Notice that the table's just continued here, so these aren't separate data sets. It's just put up that way. So if we just look at a couple-- so if we look at the country of Angola, the life expectancy is 44 years, and there are 200 people for every TV. So that just means that there are not a lot of TVs in the country.
If we look at Australia, the life expectancy is 76.5, and there are two people per TV. So for every one television, there's two people. So in Australia, there's a lot of televisions in the country. Cambodia-- they live to be about 49 and 1/2 years old-- 177 people per TV. So if you scan the data set, you can see that, generally, people with-- countries with a higher life expectancy have a small number of people per TV.
We look at Japan-- Japan is 79 for life expectancy, 1.8 people per TV. United States-- 75.5, 1.3 people per TV. Go to Uganda, though-- 51 is the life expectancy, 191 people per TV. So let's take a look at this graph. I also have a best fit line drawn in here. So we can see that there is a negative association.
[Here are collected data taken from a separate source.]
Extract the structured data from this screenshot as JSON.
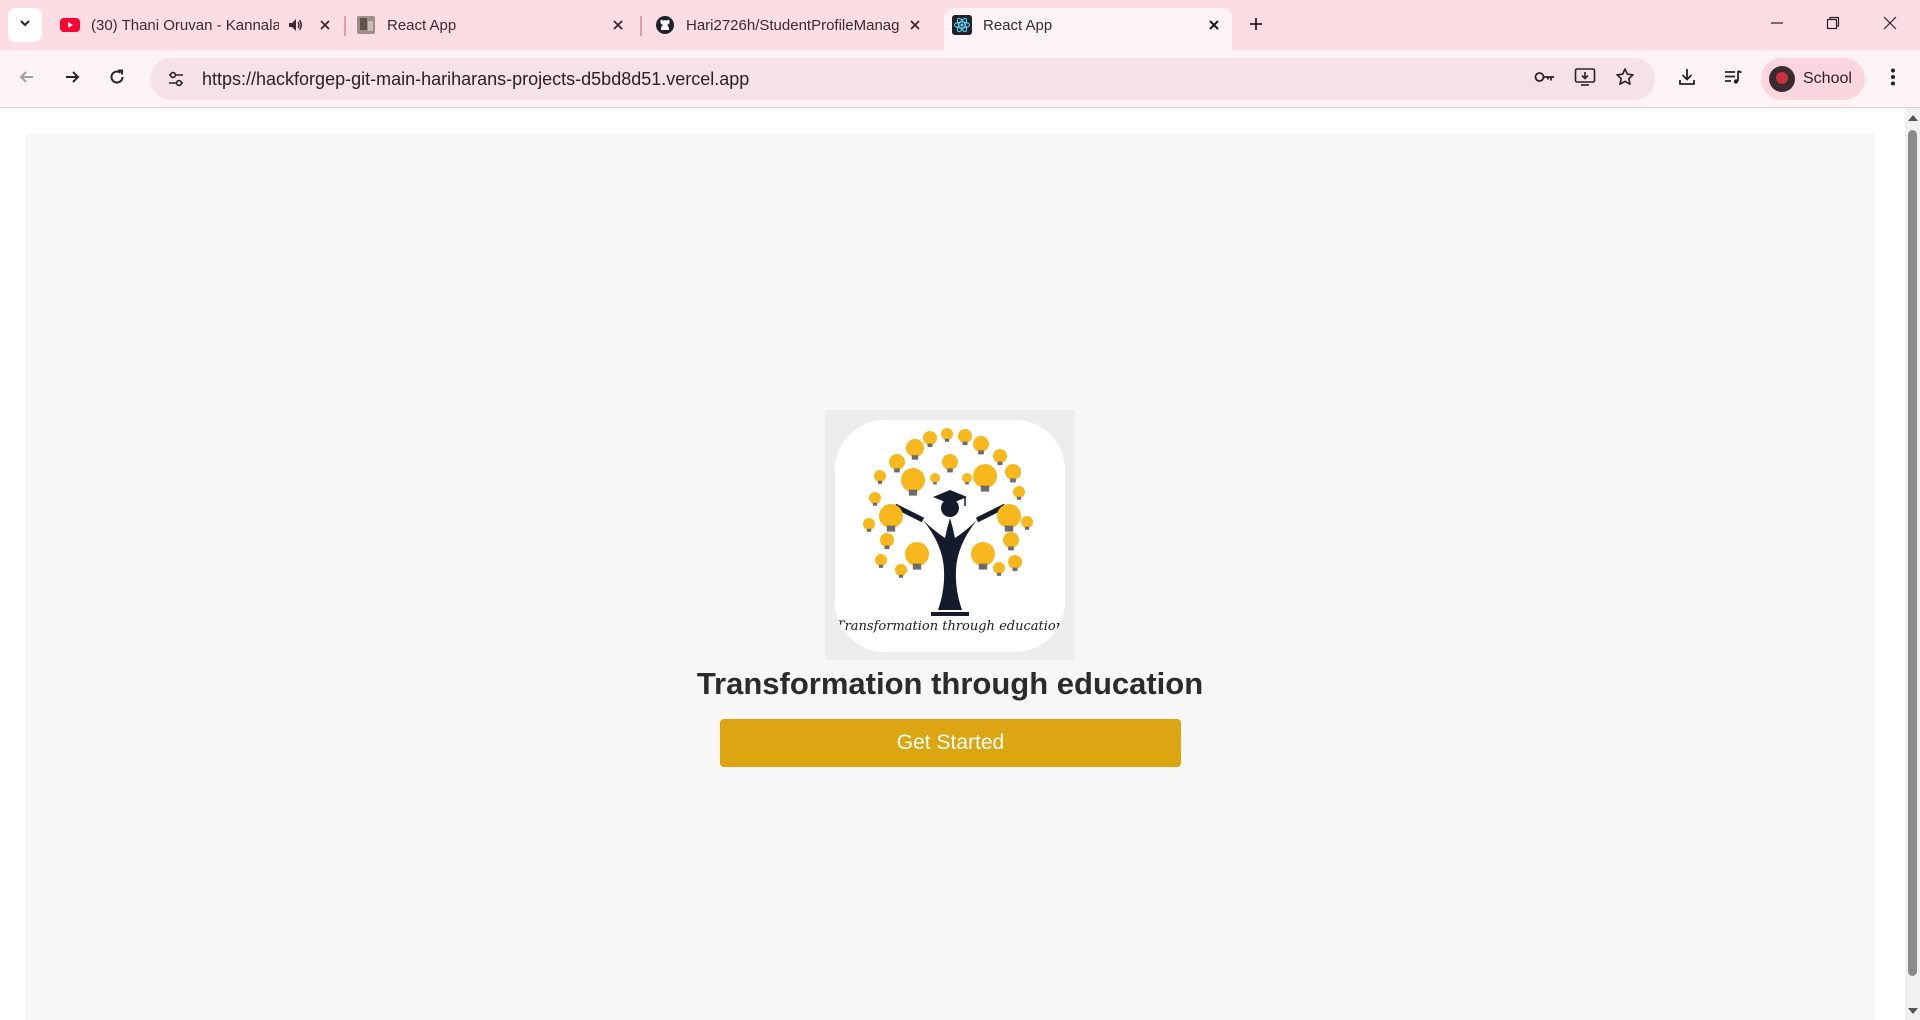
{
  "browser": {
    "tabs": [
      {
        "title": "(30) Thani Oruvan - Kannala",
        "favicon": "youtube-icon",
        "audio": true
      },
      {
        "title": "React App",
        "favicon": "image-thumbnail-icon"
      },
      {
        "title": "Hari2726h/StudentProfileManag",
        "favicon": "github-icon"
      },
      {
        "title": "React App",
        "favicon": "react-icon",
        "active": true
      }
    ],
    "url": "https://hackforgep-git-main-hariharans-projects-d5bd8d51.vercel.app",
    "profile_name": "School"
  },
  "page": {
    "logo_caption": "Transformation through education",
    "hero_title": "Transformation through education",
    "cta_label": "Get Started"
  },
  "colors": {
    "accent": "#dba611",
    "tabstrip": "#fcdde3",
    "toolbar": "#fff3f5",
    "bulb": "#f7b81e"
  }
}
So that is the number of people per TV increases-- the life expectancy decreases. So the r value is negative 0.8, so that's a strong negative association between people per TV and life expectancy. So that's what I have here-- strong negative correlation between people per TV and life expectancy. So now, this is the important question that we're getting at in this tutorial is, does that mean that increasing the people per TV ratio-- which would mean decreasing the number of TVs in a country-- will lower life expectancy?
So does that mean, if the United States were to get rid of TVs-- so if they were to increase their people per TV ratio, would that make the life expectancy go down? So if we remove TV from a country, does that mean that people will not live as long? And of course, the answer to that is no. So a strong correlation does not imply causation.
So just because two variables are correlated, that does not mean that one causes a change in the other. So just to make sure we have a good working definition of correlation and causation, correlation is the strength and direction of a linear association between two variables. So in this example, we did have a strong correlation-- strong negative correlation.
And then causation-- sometimes known as cause and effect-- is when variation in an explanatory variable causes variation in the response variable. So in this case, no, a change in people per TV does not cause a change in life expectancy. So what was happening here is that we had a lurking variable. So a lurking variable will sometimes be responsible for variation both in explanatory and a response variable.
So in the example, the lurking variable is the wealth of a country. So the wealth of the country affects both life expectancy and people per TV. So if a country is very wealthy, generally, their population will live longer because they'll have better access to health care, better nutrition, better access to clean water, and so forth.
And because they're wealthier, they're also probably going to have more TVs, because TVs are kind of a luxury item that wealthier-- people in wealthier countries will be able to afford. So the wealth of the country with the lurking variable will affect both life expectancy and people per TV. So because you have this lurking variable, it's important that you don't say that there's a cause and effect here.
The best evidence for causation comes from a randomized controlled experiment, rarely from an observational study. So the data that was collected here came from an observational study, because you're just observing life expectancy and then the people per TV ratio. You're not imposing any sort of treatment to look for a change. It was just an observational study.
If we wanted to do-- make a causation implication, it'd be important that we end up doing an experiment, rather than an observational study. All right, so that has been the tutorial on correlation and causation. Thanks for watching.